Crash recovery

While we strive to give you perfect uptime, like other complex applications RethinkDB is not immune to crashing. Here are some tips on how to recover from a crash, how to submit a bug report, and how to maximize availability.

What to do after a crash

Check if you ran out of memory

You may be able to check if the kernel’s out-of-memory killer is responsible for the crash by checking the system message buffer:

sudo dmesg | grep oom

This may show you messages similar to this:

rethinkdb invoked oom-killer: gfp_mask=0x201da, order=0, oom_adj=0, oom_score_adj=0
 [<ffffffff8111d272>] ? oom_kill_process+0x82/0x2a0

If this is the case, you may be able to avoid crashes by changing RethinkDB’s cache size. For information on in-memory caches, how to check their current size, and how to change them, read Understanding RethinkDB memory requirements.

Check the log

The log file’s location is dependent on your system configuration and how you started RethinkDB.

If you started rethinkdb on a terminal rather than from a startup script, it will log to the rethinkdb_data directory. By default it will write to log_file but this may be overridden with the --log-file startup option.
If your Linux system uses systemd, use journalctl to view the log:

journalctl -u rethinkdb@<instance>
If you installed RethinkDB through a package manager on a system that does not use systemd, then you may have to check where it’s configured to log. It’s very likely this will be in the /var/log/ directory (i.e., /var/log/rethinkdb).

The log may give you information as to what caused the crash.

Community support

If it doesn’t appear to be a memory issue and the log provides no clue, you can try asking for support on our official IRC channel, #rethinkdb on freenode or our Google Group. If your problem is a crash that we’ve seen before—or our users have—this may get you a quick answer.

How to submit a bug report

We use Github for issue tracking: https://github.com/rethinkdb/rethinkdb/issues. If you want to report a suspected bug in RethinkDB, open an issue there.

The most important things for you to provide for us are:

The full output from rethinkdb --version, something like:
```
  rethinkdb 1.13.3 (CLANG 5.1 (clang-503.0.40))
```

The full output from uname -a, something like:

  Darwin rethink.local 13.3.0 Darwin Kernel Version 13.3.0:
  Tue Jun  3 21:27:35 PDT 2014; root:xnu-2422.110.17~1/RELEASE_X86_64 x86_64

The backtrace from the crash, if it’s available in the logs.

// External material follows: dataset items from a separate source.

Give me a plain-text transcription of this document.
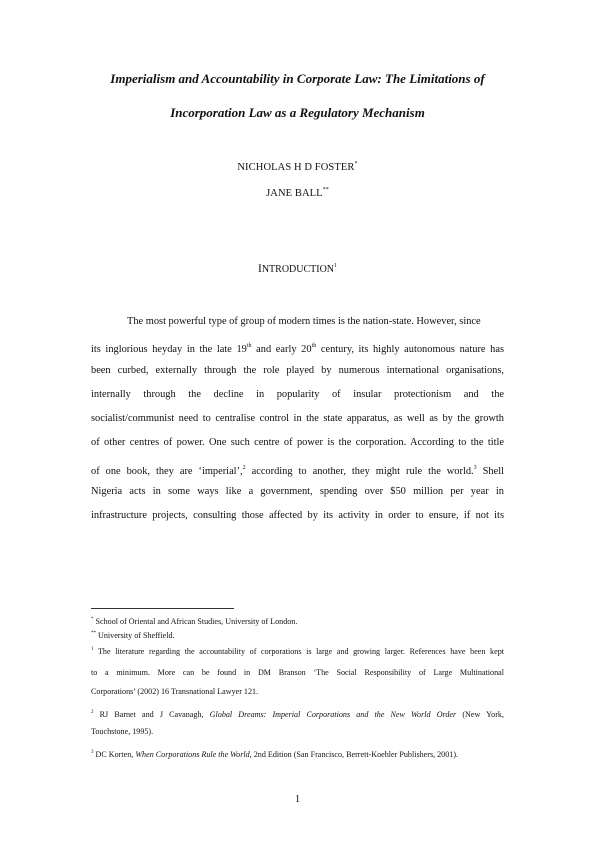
Imperialism and Accountability in Corporate Law: The Limitations of
Incorporation Law as a Regulatory Mechanism
NICHOLAS H D FOSTER*
JANE BALL**
INTRODUCTION$^1$
The most powerful type of group of modern times is the nation-state. However, since
its inglorious heyday in the late 19th and early 20th century, its highly autonomous nature has
been curbed, externally through the role played by numerous international organisations,
internally through the decline in popularity of insular protectionism and the
socialist/communist need to centralise control in the state apparatus, as well as by the growth
of other centres of power. One such centre of power is the corporation. According to the title
of one book, they are ‘imperial’,$^2$ according to another, they might rule the world.$^3$ Shell
Nigeria acts in some ways like a government, spending over $50 million per year in
infrastructure projects, consulting those affected by its activity in order to ensure, if not its
* School of Oriental and African Studies, University of London.
** University of Sheffield.
$^1$ The literature regarding the accountability of corporations is large and growing larger. References have been kept
to a minimum. More can be found in DM Branson ‘The Social Responsibility of Large Multinational
Corporations’ (2002) 16 Transnational Lawyer 121.
$^2$ RJ Barnet and J Cavanagh, Global Dreams: Imperial Corporations and the New World Order (New York,
Touchstone, 1995).
$^3$ DC Korten, When Corporations Rule the World, 2nd Edition (San Francisco, Berrett-Koehler Publishers, 2001).
1
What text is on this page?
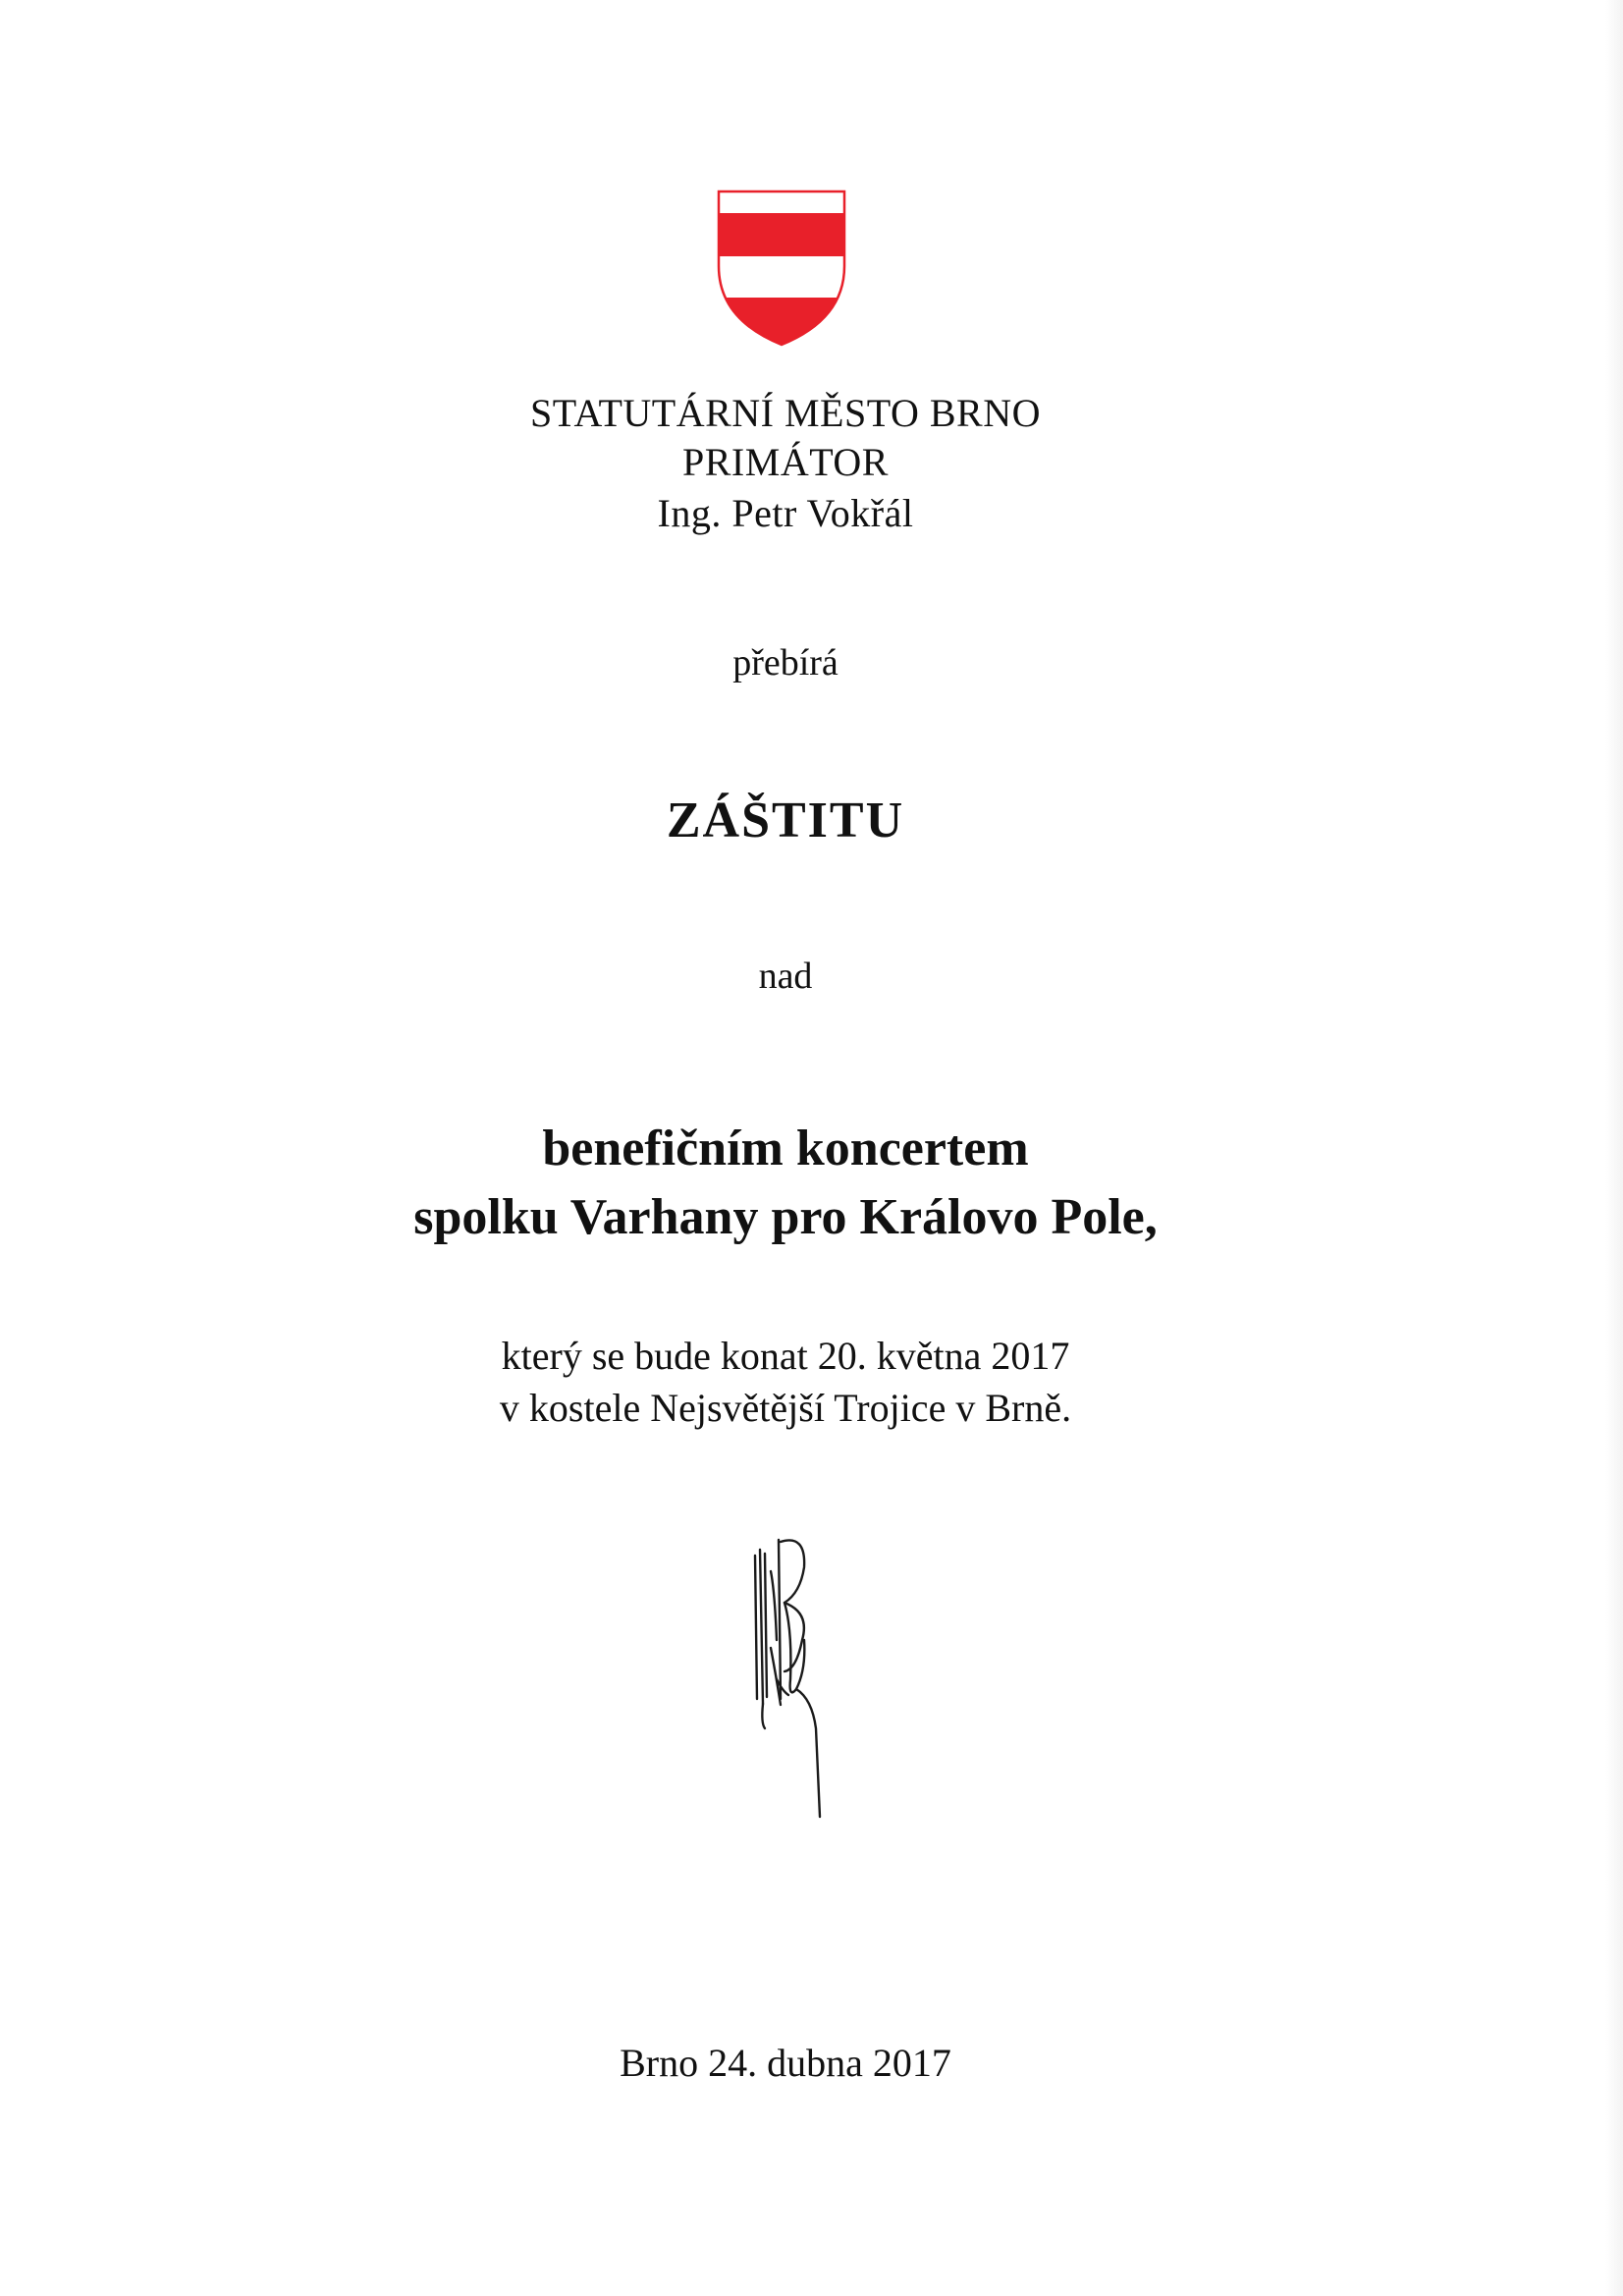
STATUTÁRNÍ MĚSTO BRNO
PRIMÁTOR
Ing. Petr Vokřál
přebírá
ZÁŠTITU
nad
benefičním koncertem
spolku Varhany pro Královo Pole,
který se bude konat 20. května 2017
v kostele Nejsvětější Trojice v Brně.
Brno 24. dubna 2017
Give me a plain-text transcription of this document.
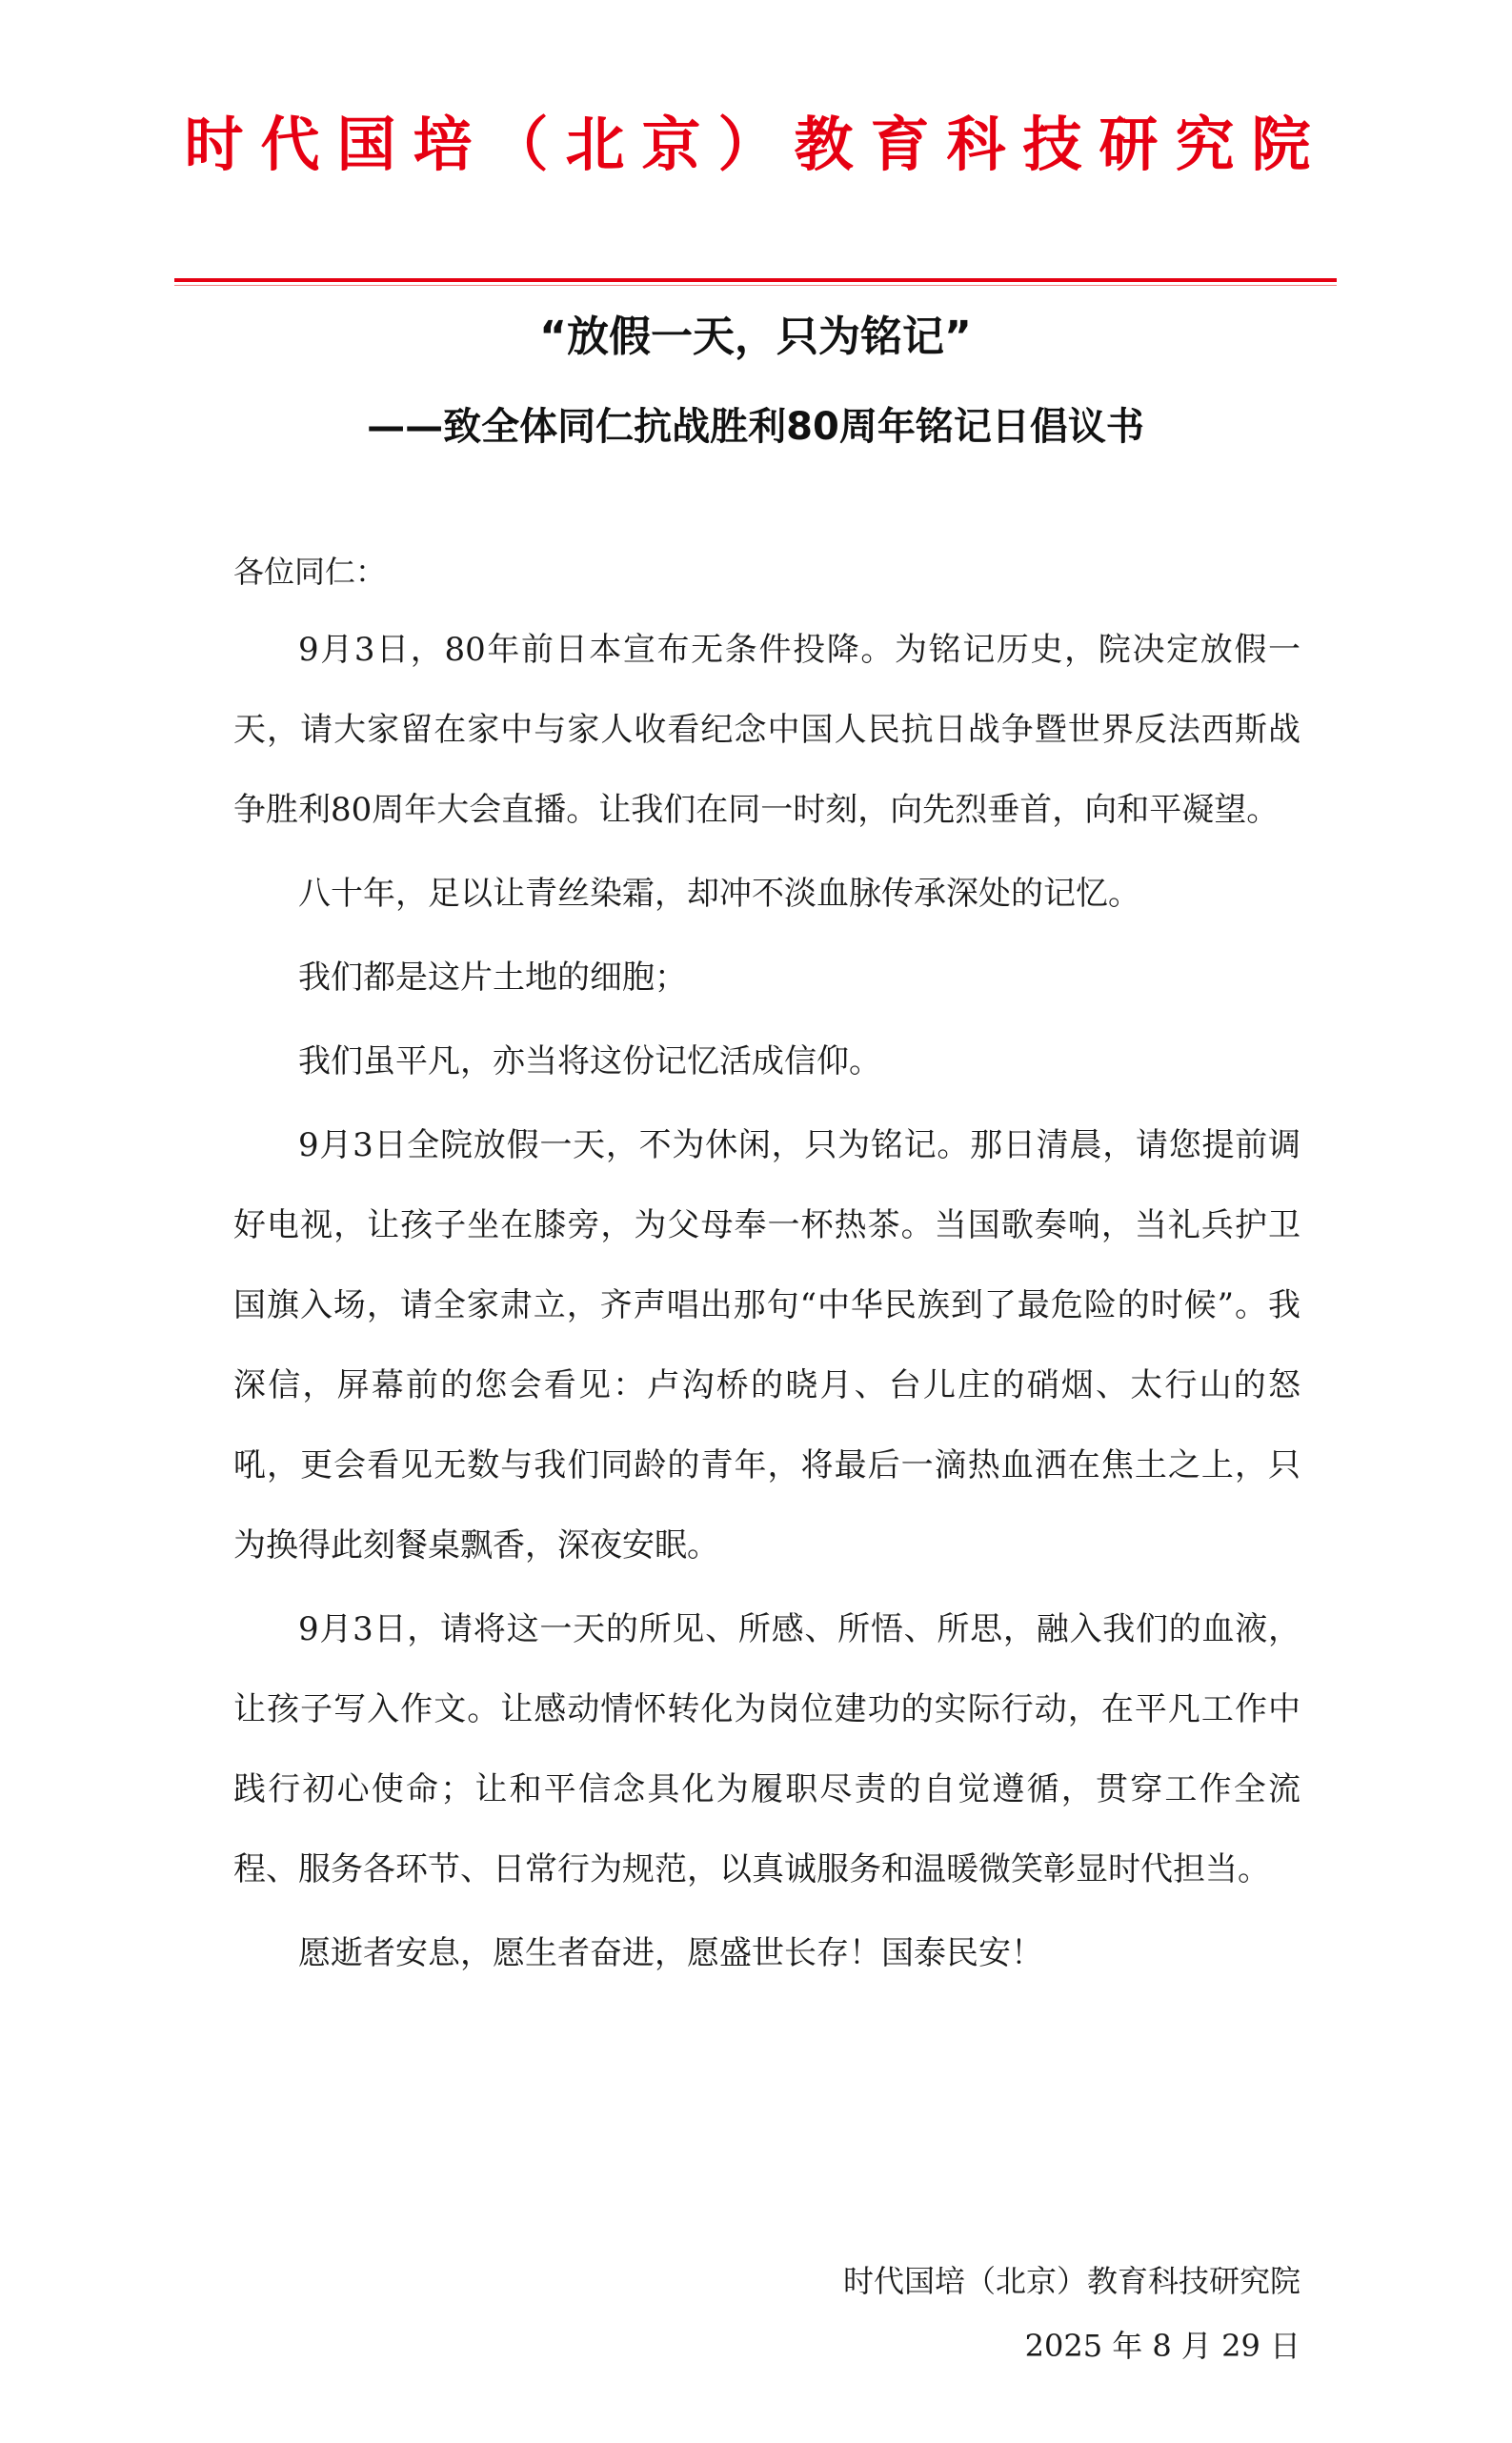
时代国培（北京）教育科技研究院
“放假一天，只为铭记”
——致全体同仁抗战胜利80周年铭记日倡议书
各位同仁：

9月3日，80年前日本宣布无条件投降。为铭记历史，院决定放假一天，请大家留在家中与家人收看纪念中国人民抗日战争暨世界反法西斯战争胜利80周年大会直播。让我们在同一时刻，向先烈垂首，向和平凝望。

八十年，足以让青丝染霜，却冲不淡血脉传承深处的记忆。

我们都是这片土地的细胞；

我们虽平凡，亦当将这份记忆活成信仰。

9月3日全院放假一天，不为休闲，只为铭记。那日清晨，请您提前调好电视，让孩子坐在膝旁，为父母奉一杯热茶。当国歌奏响，当礼兵护卫国旗入场，请全家肃立，齐声唱出那句“中华民族到了最危险的时候”。我深信，屏幕前的您会看见：卢沟桥的晓月、台儿庄的硝烟、太行山的怒吼，更会看见无数与我们同龄的青年，将最后一滴热血洒在焦土之上，只为换得此刻餐桌飘香，深夜安眠。

9月3日，请将这一天的所见、所感、所悟、所思，融入我们的血液，让孩子写入作文。让感动情怀转化为岗位建功的实际行动，在平凡工作中践行初心使命；让和平信念具化为履职尽责的自觉遵循，贯穿工作全流程、服务各环节、日常行为规范，以真诚服务和温暖微笑彰显时代担当。

愿逝者安息，愿生者奋进，愿盛世长存！国泰民安！

时代国培（北京）教育科技研究院
2025 年 8 月 29 日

Other things that might be helpful to us, if you have them:

A dump of the system tables (see below)
A dump of the rethinkdb._debug_table_status table (a “hidden” table in the rethinkdb system database)
The core file, if it was dumped on crash
The data files if RethinkDB cannot restart¹
The output of rethinkdb on startup
Your cluster configuration (number of servers, basic network topology, etc.)
Information about the server:
- How much memory it has
- The file system it’s using
- Are you running RethinkDB in a VM?
- Other unusual configuration details
Is the crash reproducible, and if so, under what conditions?

Dumping the system tables

In the Data Explorer, the following command will output the contents of all the configuration/status tables and the most recent 50 lines of the logs table:

r.expr(["current_issues", "jobs", "stats", "server_config", "server_status",
"table_config", "table_status", "db_config", "cluster_config"]).map(
    [r.row, r.db('rethinkdb').table(r.row).coerceTo('array')]
).coerceTo('object').merge(
    {logs: r.db('rethinkdb').table('logs').limit(50).coerceTo('array')}
)

Setting up high availability

RethinkDB supports replication of data: every table in a database can be replicated as many times as you have servers in a cluster. Setting up replication is a simple operation with the web interface or the command line tool. For details, read Sharding and replication.

RethinkDB does not have fully automatic failover (yet), but if a server in a cluster crashes it can be manually removed from the cluster. In most cases, RethinkDB will recover from such a situation automatically. For information on this process, read Failover.

We’ll sign an NDA if necessary, and can set up an FTP server for you to transfer the file to if it’s large.